Blakester was born in Sydney but highlights his local credentials as a “fifth generation New Englander”, with his parents hailing from Gunnedah and Werris Creek. He studied accounting and law at UNSW before becoming a financial director at Greenpeace. He went on to be the CEO at NAPCAN, a peak child abuse prevention body.
Blakester relocated to the New England area thirteen years ago, where he began Starfish — a charity with a focus on sustainability and working with rural communities to establish renewable energy projects. He now resides outside Uralla, in a mudbrick home on eight acres of bush and wetland.
Windsor’s tick of approval
Blakester describes his scramble for recognition ahead of election day as a game of snakes and ladders. One of the biggest “ladders” of his campaign was Tony Windsor’s public endorsement.
Windsor’s endorsement was gladly accepted, but Blakester’s campaign didn’t make a big show of it, fearing a symbolic handing over the baton might not be politically expedient given Windsor’s controversial local reputation.
Windsor says Blakester would be a natural fit for the local representative aspect of the job. “He’s not doing it for himself,” Windsor said, speaking over the thrum of his tractor on his Werris Creek property.
“A lot of people think politics … is a lot of theatre and legislating, but the big part — and this is where Joyce fails miserably — the big part is actually representing our people in the electorate.

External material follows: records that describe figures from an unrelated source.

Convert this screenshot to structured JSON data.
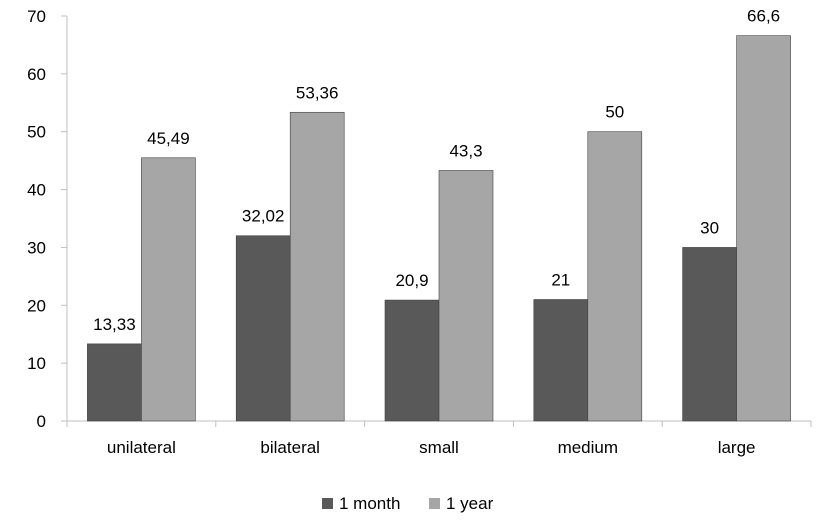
{
  "chart_data": {
    "type": "bar",
    "categories": [
      "unilateral",
      "bilateral",
      "small",
      "medium",
      "large"
    ],
    "series": [
      {
        "name": "1 month",
        "color": "#595959",
        "values": [
          13.33,
          32.02,
          20.9,
          21,
          30
        ],
        "labels": [
          "13,33",
          "32,02",
          "20,9",
          "21",
          "30"
        ]
      },
      {
        "name": "1 year",
        "color": "#a6a6a6",
        "values": [
          45.49,
          53.36,
          43.3,
          50,
          66.6
        ],
        "labels": [
          "45,49",
          "53,36",
          "43,3",
          "50",
          "66,6"
        ]
      }
    ],
    "ylim": [
      0,
      70
    ],
    "yticks": [
      "0",
      "10",
      "20",
      "30",
      "40",
      "50",
      "60",
      "70"
    ],
    "grid": false,
    "legend": "bottom-center"
  }
}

“My personal view is the bloke we’ve got representing us is a fool.”
Windsor says this election is one he just can’t pick.
“The old rules aren’t there any more. These massive swings can occur,” he said. “The big unknown, in Joyce’s position, is what do the women think?”
Aside from women, water is key to the New England vote. The tomato-growing town of Guyra, right in the centre of this electorate, has less than 100 days of water left. Without water, local jobs are at risk.
Chaffey Dam, which supplies Tamworth’s drinking water, is at 25% (down from 100% in October 2016). As of December last year, nearby Keepit Dam had dropped from 99% to .045%.
The Murray Darling fish kill, the Watergate scandal, the drought — all could play a part in sinking Joyce. But as one conservative voter pointed out, Joyce’s infamous “Labor Labor Labor Labor Labor Labor” interview, where he deflected questions on the $80 million water buybacks, could have played well in the electorate, where the Labor party is roundly despised and has never been able to gain a foothold.
The upcoming election has been described as the “climate change election”, and a recent Lowy Institute poll found almost two thirds of adults regard it as the most serious threat to Australia’s interests.
Joyce maintains electricity prices are more pressing for the average voter.
“The climate is changing but Canberra can’t change the climate,” Joyce said. “The people who feel least represented in this election are those who cannot afford their power bill. The child who comes home to a house without power and a hot meal on the table is the issue that brings silence to the crowd, not climate change.”
Blakester said water is one factor that could prompt a redesign of democracy. He said Joyce and others failed to acknowledge the human impact on the changing climate.
“The cheapest forms of new power now are renewables with storage, not coal or gas, so Barnaby has been out of step on that for years now,” he said.
On the drive back from Armidale to Tamworth, motorists pass by the Moonbi ranges, where there’s a small quirk of nature well-known to locals. You take a turn off the highway, face your car up the slope, put it in neutral and take your foot off the brake. Against all expectations, the car starts to roll up the hill, not down.
Joyce’s victory might look as certain as gravity. But here in New England, where whisper networks can lead to a swift undoing, a new wave of independent spirit is hoping to defy expectations.